On both the life and casualty sides, the classical function of actuaries is to calculate premiums and reserves for insurance policies covering various risks. On the casualty side, this analysis often involves quantifying the probability of a loss event, called the frequency, and the size of that loss event, called the severity. The amount of time that occurs before the loss event is important, as the insurer will not have to pay anything until after the event has occurred. On the life side, the analysis often involves quantifying how much a potential sum of money or a financial liability will be worth at different points in the future. Since neither of these kinds of analysis are purely deterministic processes, stochastic models are often used to determine frequency and severity distributions and the parameters of these distributions. Forecasting interest yields and currency movements also plays a role in determining future costs, especially on the life side.

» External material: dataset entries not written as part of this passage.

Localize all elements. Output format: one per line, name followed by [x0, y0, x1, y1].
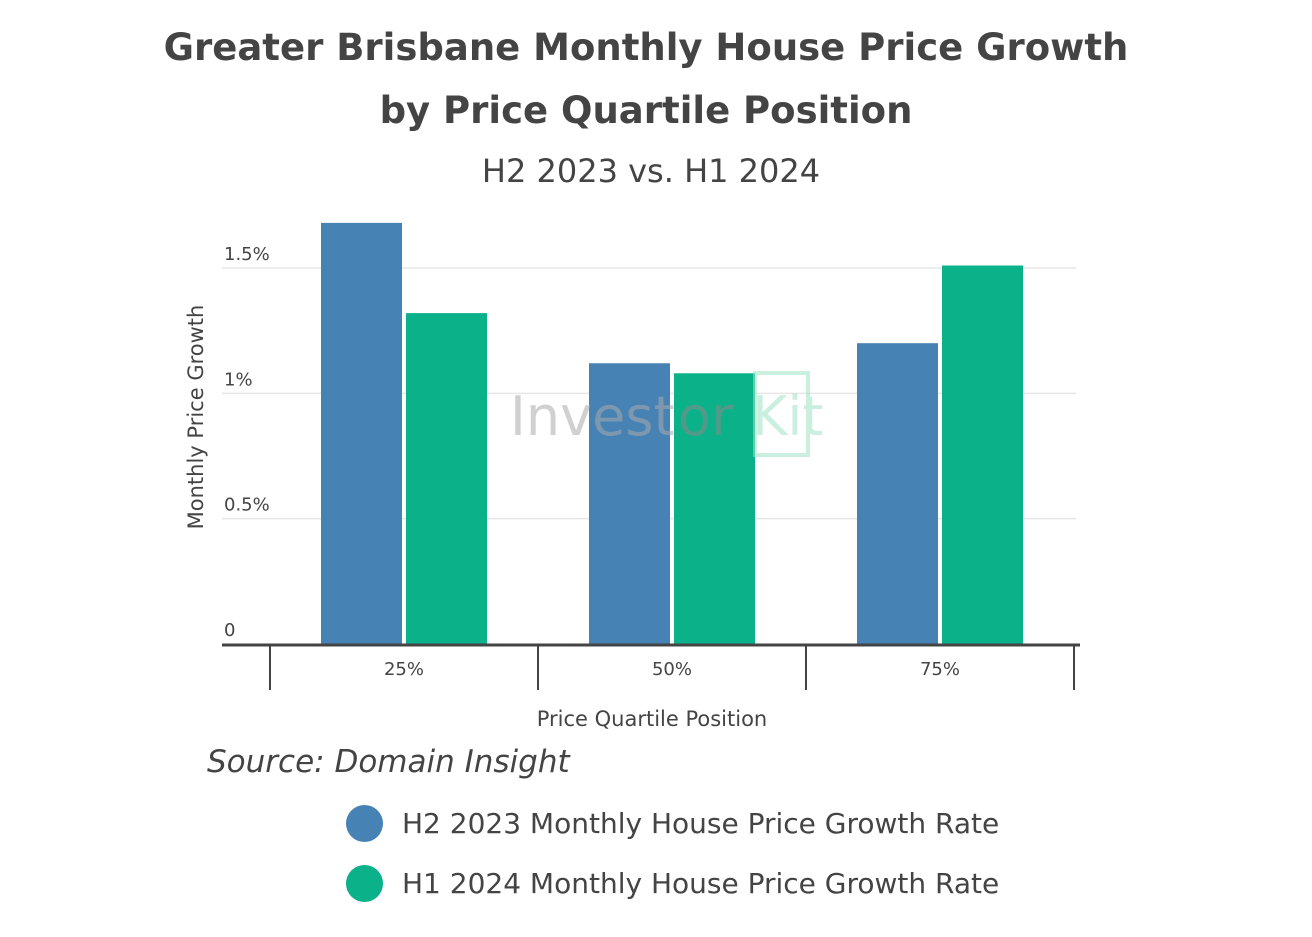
- svg-text:Kit: Kit: [752, 385, 824, 448]
- legend-swatch-green: [346, 865, 383, 902]
- source-note: Source: Domain Insight: [207, 744, 570, 780]
- x-tick-label: 25%: [384, 659, 424, 680]
- bar-75-series-1[interactable]: [942, 265, 1023, 644]
- bar-50-series-0[interactable]: [589, 363, 670, 644]
- y-tick-label: 1.5%: [224, 244, 270, 265]
- legend-swatch-blue: [346, 805, 383, 842]
- legend-item-h1-2024[interactable]: H1 2024 Monthly House Price Growth Rate: [346, 865, 999, 902]
- bar-25-series-1[interactable]: [406, 313, 487, 644]
- y-tick-label: 1%: [224, 369, 253, 390]
- y-tick-label: 0.5%: [224, 495, 270, 516]
- bar-50-series-1[interactable]: [674, 373, 755, 644]
- legend-item-h2-2023[interactable]: H2 2023 Monthly House Price Growth Rate: [346, 805, 999, 842]
- y-tick-label: 0: [224, 620, 235, 641]
- legend-label: H2 2023 Monthly House Price Growth Rate: [402, 807, 1000, 840]
- bar-25-series-0[interactable]: [321, 222, 402, 644]
- chart-subtitle: H2 2023 vs. H1 2024: [481, 152, 821, 190]
- watermark-logo: Invest or Kit: [510, 371, 824, 457]
- chart-title-line2: by Price Quartile Position: [379, 89, 913, 132]
- chart-title-line1: Greater Brisbane Monthly House Price Gro…: [163, 26, 1129, 69]
- x-tick-label: 75%: [920, 659, 960, 680]
- svg-text:Invest: Invest: [510, 385, 675, 448]
- x-tick-label: 50%: [652, 659, 692, 680]
- svg-text:or: or: [678, 385, 734, 448]
- y-axis-label: Monthly Price Growth: [184, 305, 208, 530]
- legend-label: H1 2024 Monthly House Price Growth Rate: [402, 867, 1000, 900]
- x-axis-label: Price Quartile Position: [537, 707, 768, 731]
- bar-75-series-0[interactable]: [857, 343, 938, 644]
- plot-area: 0 0.5% 1% 1.5% Invest or Kit 25% 50% 75% Mont…: [184, 222, 1080, 731]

Actuaries do not always attempt to predict aggregate future events. Often, their work may relate to determining the cost of financial liabilities that have already occurred, called retrospective reinsurance, or the development or re-pricing of new products.
Actuaries also design and maintain products and systems. They are involved in financial reporting of companies’ assets and liabilities. They must communicate complex concepts to clients who may not share their language or depth of knowledge. Actuaries work under a code of ethics that covers their communications and work product.
As an outgrowth of their more traditional roles, actuaries also work in the fields of risk management and enterprise risk management for both financial and non-financial corporations. Actuaries in traditional roles study and use the tools and data previously in the domain of finance. The Basel II accord for financial institutions (2004), and its analogue, the Solvency II accord for insurance companies (which came into effect in 2016), require institutions to account for operational risk separately, and in addition to, credit, reserve, asset, and insolvency risk. Actuarial skills are well suited to this environment because of their training in analyzing various forms of risk, and judging the potential for upside gain, as well as downside loss associated with these forms of risk.
Actuaries are also involved in investment advice and asset management, and can be general business managers and chief financial officers. They analyze business prospects with their financial skills in valuing or discounting risky future cash flows, and apply their pricing expertise from insurance to other lines of business. For example, insurance securitization requires both actuarial and finance skills. Actuaries also act as expert witnesses by applying their analysis in court trials to estimate the economic value of losses such as lost profits or lost wages.
Actuaries have appeared in works of fiction including literature, theater, television, and film. At times, they have been portrayed as “math-obsessed, socially disconnected individuals with shockingly bad comb-overs”.